2. Research Institute of Advanced Materials (RIAM), Institute of Engineering Research, Seoul National University, Seoul 08826, Republic of Korea.
3. Department of Electronic Engineering, Sogang University, Seoul 04107, Republic of Korea.
4. Biomedical Research Institute & Department of Radiology, Seoul National University Hospital, Seoul 03080, Republic of Korea.
5. Interdisciplinary Program in Bioengineering, Seoul National University, Seoul 08826, Republic of Korea.
6. Department of Materials Science and Engineering, Seoul National University, Seoul 08826, Republic of Korea.
Publication Type:Journal Article
Keywords: Cancer immunotherapy; Drug delivery; Exosomes; Microbubbles; Photodynamic therapy; Sonoporation; Ultrasound
From: Acta Pharmaceutica Sinica B 2023;13(12):4983-4998
CountryChina
Language:English
Abstract: Lipid-coated microbubbles are widely used as an ultrasound contrast agent, as well as drug delivery carriers. However, the two main limitations in ultrasound diagnosis and drug delivery using microbubbles are the short half-life in the blood system, and the difficulty of surface modification of microbubbles for active targeting.

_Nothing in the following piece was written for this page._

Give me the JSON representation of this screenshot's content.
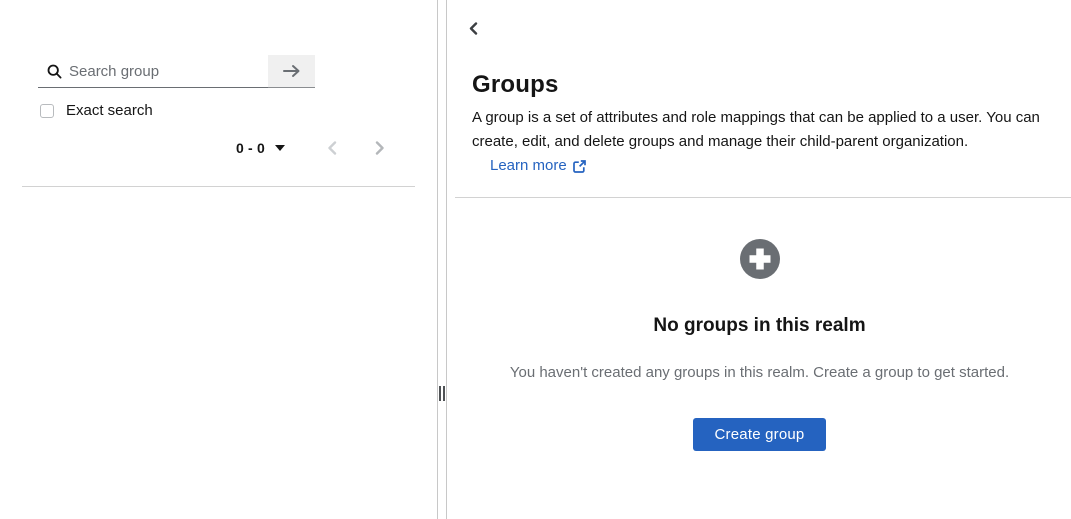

The exosome, a type of extracellular vesicle, has a preferentially targeting ability for its original cell. In this study, exosome-fused microbubbles (Exo-MBs) were developed by embedding the exosome membrane proteins into microbubbles. As a result, the stability of Exo-MBs is improved over the conventional microbubbles. On the same principle that under the exposure of ultrasound, microbubbles are cavitated and self-assembled into nano-sized particles, and Exo-MBs are self-assembled into exosome membrane proteins-embedded nanoparticles (Exo-NPs). The Exo-NPs showed favorable targeting properties to their original cells. A photosensitizer, chlorin e6, was loaded into Exo-MBs to evaluate therapeutic efficacy as a drug carrier. Much higher therapeutic efficacy of photodynamic therapy was confirmed, followed by cancer immunotherapy from immunogenic cell death. We have therefore developed a novel ultrasound image-guided drug delivery platform that overcomes the shortcomings of the conventional ultrasound contrast agent and is capable of simultaneous photodynamic therapy and cancer immunotherapy.